Something big just happened on the cybersecurity front. The Russian-linked hacking group COLDRIVER now claims association with a newly discovered variety of malware families having developed since May 2025. The organization has recently earned infamy for its focus on high-profile targets. Their stated goal is to steal credentials from individuals within non-governmental organizations (NGOs), policy advisors, and dissidents. Recent research by Zscaler ThreatLabz has shown just how dangerous COLDRIVER’s malware can be. This malware, tracked under different names including NOROBOT and MAYBEROBOT, has allowed the subsequent deployment of information-stealing malware known as LOSTKEYS.
As COLDRIVER deployment operations expanded, alarms were raised by many cybersecurity experts. Specifically, these newest attack waves blamed on the group are a significant escalation and move away from its signature modus operandi. This strategic redirection has led to the birth of the “ROBOT” family of malware. By the time we got to see real-world YESROBOT deployment, it had only been a few weeks since the public announcement of LOSTKEYS specifics.
COLDRIVER’s Modus Operandi
Now, COLDRIVER usually uses very detailed techniques to gain access to their targets’ digital worlds. The group’s main goal of targeting high-profile individuals opens the door for credential theft, allowing them to collect sensitive information to use specifically for espionage.
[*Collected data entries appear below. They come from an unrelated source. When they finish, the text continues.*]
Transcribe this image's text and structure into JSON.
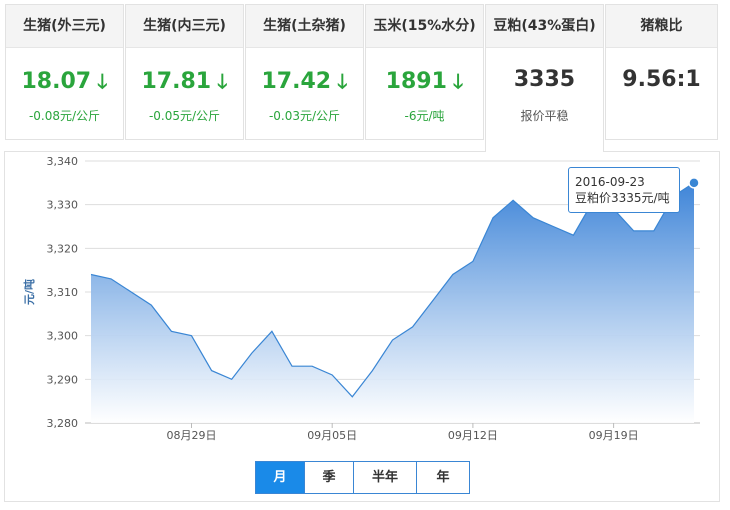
{
  "cards": [
    {
      "title": "生猪(外三元)",
      "value": "18.07",
      "change": "-0.08元/公斤",
      "trend": "down"
    },
    {
      "title": "生猪(内三元)",
      "value": "17.81",
      "change": "-0.05元/公斤",
      "trend": "down"
    },
    {
      "title": "生猪(土杂猪)",
      "value": "17.42",
      "change": "-0.03元/公斤",
      "trend": "down"
    },
    {
      "title": "玉米(15%水分)",
      "value": "1891",
      "change": "-6元/吨",
      "trend": "down"
    },
    {
      "title": "豆粕(43%蛋白)",
      "value": "3335",
      "change": "报价平稳",
      "trend": "flat"
    },
    {
      "title": "猪粮比",
      "value": "9.56:1",
      "change": "",
      "trend": "flat"
    }
  ],
  "icons": {
    "down_arrow": "arrow-down-icon"
  },
  "colors": {
    "accent": "#1a8ae8",
    "down": "#2aa53c",
    "line": "#3a86d4"
  },
  "chart_data": {
    "type": "area",
    "ylabel": "元/吨",
    "ylim": [
      3280,
      3340
    ],
    "yticks": [
      "3,340",
      "3,330",
      "3,320",
      "3,310",
      "3,300",
      "3,290",
      "3,280"
    ],
    "xtick_labels": [
      "08月29日",
      "09月05日",
      "09月12日",
      "09月19日"
    ],
    "x": [
      "08-24",
      "08-25",
      "08-26",
      "08-27",
      "08-28",
      "08-29",
      "08-30",
      "08-31",
      "09-01",
      "09-02",
      "09-03",
      "09-04",
      "09-05",
      "09-06",
      "09-07",
      "09-08",
      "09-09",
      "09-10",
      "09-11",
      "09-12",
      "09-13",
      "09-14",
      "09-15",
      "09-16",
      "09-17",
      "09-18",
      "09-19",
      "09-20",
      "09-21",
      "09-22",
      "09-23"
    ],
    "values": [
      3314,
      3313,
      3310,
      3307,
      3301,
      3300,
      3292,
      3290,
      3296,
      3301,
      3293,
      3293,
      3291,
      3286,
      3292,
      3299,
      3302,
      3308,
      3314,
      3317,
      3327,
      3331,
      3327,
      3325,
      3323,
      3331,
      3329,
      3324,
      3324,
      3332,
      3335
    ],
    "grid": true,
    "tooltip": {
      "date": "2016-09-23",
      "text": "豆粕价3335元/吨"
    }
  },
  "periods": [
    {
      "label": "月",
      "active": true
    },
    {
      "label": "季",
      "active": false
    },
    {
      "label": "半年",
      "active": false
    },
    {
      "label": "年",
      "active": false
    }
  ]
}
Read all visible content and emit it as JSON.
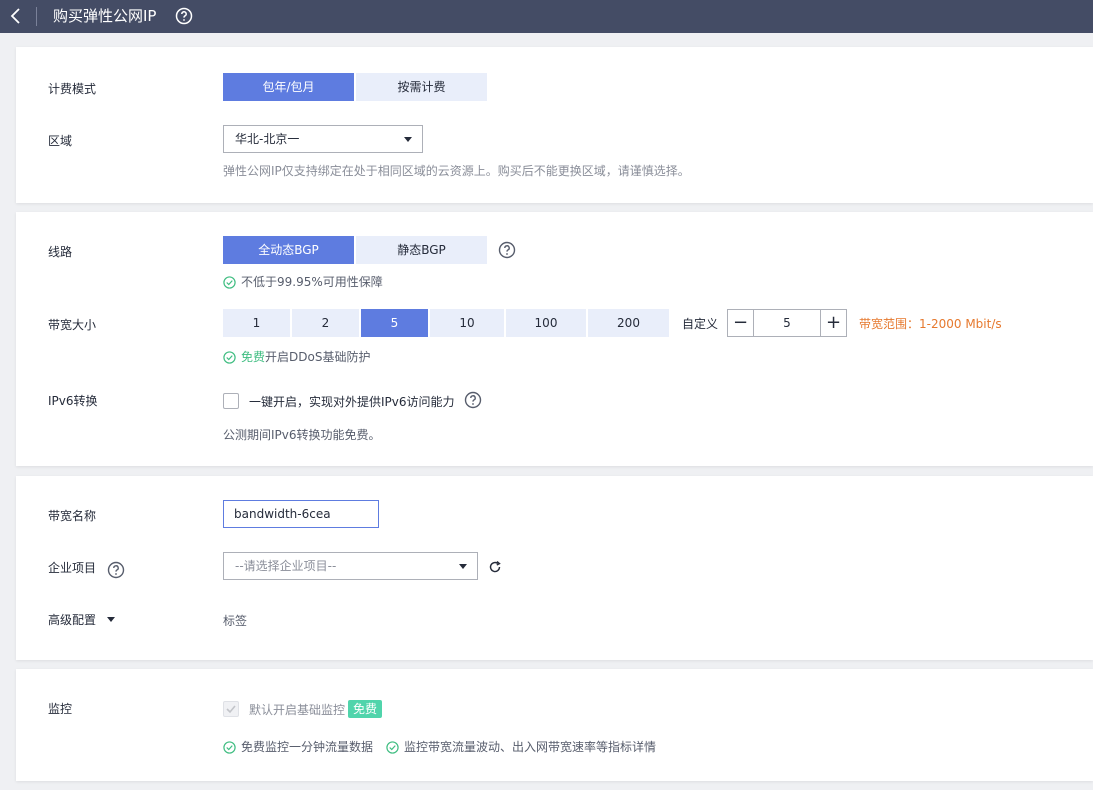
{
  "header": {
    "title": "购买弹性公网IP"
  },
  "billing": {
    "label": "计费模式",
    "options": [
      "包年/包月",
      "按需计费"
    ],
    "active": 0
  },
  "region": {
    "label": "区域",
    "value": "华北-北京一",
    "hint": "弹性公网IP仅支持绑定在处于相同区域的云资源上。购买后不能更换区域，请谨慎选择。"
  },
  "line": {
    "label": "线路",
    "options": [
      "全动态BGP",
      "静态BGP"
    ],
    "active": 0,
    "availability": "不低于99.95%可用性保障"
  },
  "bandwidth": {
    "label": "带宽大小",
    "presets": [
      "1",
      "2",
      "5",
      "10",
      "100",
      "200"
    ],
    "active": 2,
    "custom_label": "自定义",
    "value": "5",
    "range": "带宽范围：1-2000 Mbit/s",
    "ddos_free": "免费",
    "ddos_text": "开启DDoS基础防护"
  },
  "ipv6": {
    "label": "IPv6转换",
    "checkbox_label": "一键开启，实现对外提供IPv6访问能力",
    "checked": false,
    "hint": "公测期间IPv6转换功能免费。"
  },
  "bandwidth_name": {
    "label": "带宽名称",
    "value": "bandwidth-6cea"
  },
  "enterprise_project": {
    "label": "企业项目",
    "placeholder": "--请选择企业项目--"
  },
  "advanced": {
    "label": "高级配置",
    "tag_label": "标签"
  },
  "monitor": {
    "label": "监控",
    "checkbox_label": "默认开启基础监控",
    "badge": "免费",
    "feature1": "免费监控一分钟流量数据",
    "feature2": "监控带宽流量波动、出入网带宽速率等指标详情"
  },
  "colors": {
    "header_bg": "#444c65",
    "primary": "#5e7ce0",
    "segment_bg": "#e9eefa",
    "success": "#3fbd81",
    "warning_text": "#e6792e",
    "badge_bg": "#50d4ab"
  }
}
The most recent releases of their malware seem consistent with these trends, showing a clear uptick in operational tempo, a sign of a more aggressive approach.
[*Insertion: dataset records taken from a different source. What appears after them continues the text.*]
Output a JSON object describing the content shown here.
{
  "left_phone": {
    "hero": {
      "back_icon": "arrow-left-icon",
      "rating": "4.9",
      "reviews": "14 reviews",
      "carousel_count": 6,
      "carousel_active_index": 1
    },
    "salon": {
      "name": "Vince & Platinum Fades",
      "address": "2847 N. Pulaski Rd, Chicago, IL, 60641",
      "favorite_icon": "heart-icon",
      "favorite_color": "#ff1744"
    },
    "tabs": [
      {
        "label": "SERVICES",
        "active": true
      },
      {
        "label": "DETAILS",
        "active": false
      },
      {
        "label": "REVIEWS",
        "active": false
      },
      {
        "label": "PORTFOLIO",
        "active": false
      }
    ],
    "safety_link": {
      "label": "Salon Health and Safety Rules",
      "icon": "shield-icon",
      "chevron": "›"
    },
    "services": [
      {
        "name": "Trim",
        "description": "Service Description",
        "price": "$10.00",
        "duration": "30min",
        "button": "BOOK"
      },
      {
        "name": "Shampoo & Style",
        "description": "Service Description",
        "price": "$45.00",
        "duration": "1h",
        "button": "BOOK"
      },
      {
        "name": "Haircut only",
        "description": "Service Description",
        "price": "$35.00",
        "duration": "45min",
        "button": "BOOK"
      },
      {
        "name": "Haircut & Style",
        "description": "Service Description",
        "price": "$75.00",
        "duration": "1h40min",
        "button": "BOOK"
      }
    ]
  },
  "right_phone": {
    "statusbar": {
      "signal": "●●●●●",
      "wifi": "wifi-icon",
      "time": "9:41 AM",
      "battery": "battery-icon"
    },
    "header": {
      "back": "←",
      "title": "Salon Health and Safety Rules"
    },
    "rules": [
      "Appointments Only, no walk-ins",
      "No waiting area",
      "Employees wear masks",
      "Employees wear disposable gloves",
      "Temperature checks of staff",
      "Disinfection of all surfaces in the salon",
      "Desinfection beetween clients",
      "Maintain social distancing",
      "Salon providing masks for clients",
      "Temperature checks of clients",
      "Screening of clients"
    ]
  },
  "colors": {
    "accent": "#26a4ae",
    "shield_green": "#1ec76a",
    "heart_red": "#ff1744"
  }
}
According to Wesley Shields, a cybersecurity analyst, “NOROBOT and its preceding infection chain have been subject to constant evolution — initially simplified to increase chances of successful deployment, before re-introducing complexity by splitting cryptography keys.” This flexibility makes COLDRIVER more effective in carrying out cyberattacks.
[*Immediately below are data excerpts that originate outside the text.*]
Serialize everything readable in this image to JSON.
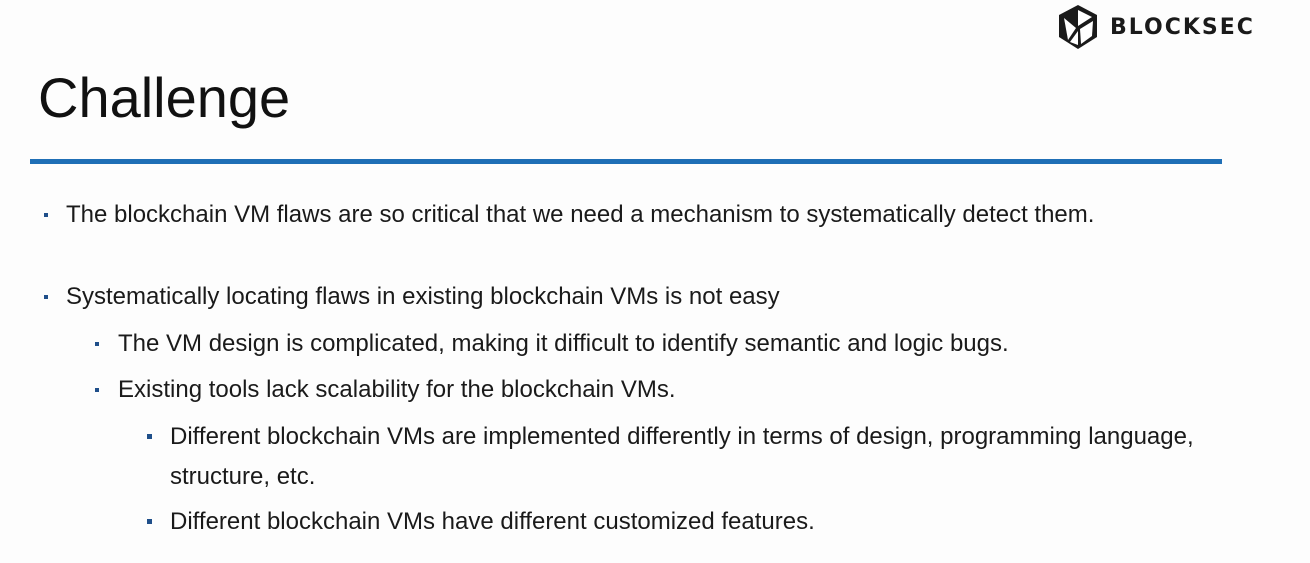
{
  "brand": {
    "name": "BLOCKSEC",
    "logo_icon": "blocksec-polyhedron-logo"
  },
  "slide": {
    "title": "Challenge",
    "accent_color": "#1f6fb6",
    "bullets": [
      {
        "level": 1,
        "text": "The blockchain VM flaws are so critical that we need a mechanism to systematically detect them."
      },
      {
        "level": 1,
        "text": "Systematically locating flaws in existing blockchain VMs is not easy"
      },
      {
        "level": 2,
        "text": "The VM design is complicated, making it difficult to identify semantic and logic bugs."
      },
      {
        "level": 2,
        "text": "Existing tools lack scalability for the blockchain VMs."
      },
      {
        "level": 3,
        "text": "Different blockchain VMs are implemented differently in terms of design, programming language, structure, etc."
      },
      {
        "level": 3,
        "text": "Different blockchain VMs have different customized features."
      }
    ]
  }
}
COLDRIVER’s strikes became public for the first time in January 2025. After that, similar shootings in March and April of the same year. Their unending development of their malware demonstrates their determination to always be one step ahead of detection and prevention technology.
Recent Developments and Arrests
During a recent enforcement operation, Dutch law enforcement arrested two out of three suspects known to have been operating COLDRIVER. These suspects, all of whom are 17 years old, are suspected of rendering services to a foreign state, and as such have reportedly assisted in foreign cyber espionage operations. One of the individuals was reported to have been in contact with a hacker group associated with the Russian government.
The Netherlands’ Public Prosecution Service, or in Dutch the Openbaar Ministerie (OM), revealed the arrests on September 22nd, 2025. The third suspect has been granted house arrest because of his “minor role” in the case. The OM noted, “This suspect gave the other two instructions to map Wi-Fi networks on multiple dates in The Hague.”
While these arrests have been made, there are still concerns that the suspect has links to a foreign, larger conspiracy. A statement from the Dutch government body confirmed, “There are no indications yet that pressure has been exerted on the suspect who was in contact with the hacker group affiliated with the Russian government.”
Implications for Cybersecurity
The implications of COLDRIVER’s actions are profound. The suspects have even allegedly sold the gathered data for a price. Either way, this data would make perfect fodder for digital espionage and cyberattacks. The OM stated, “The information collected has been shared with the client by the former suspect for a fee and can be used for digital espionage and cyber attacks.”
Cybersecurity professionals are constantly studying the rapidly evolving threat landscape, but malware-creating actors such as COLDRIVER are one step ahead. Their results serve as a reminder that continual vigilance is essential. The recent developments serve as a strong reminder that we need stronger lines of defense to protect ourselves from evolving and more sophisticated cyber threats.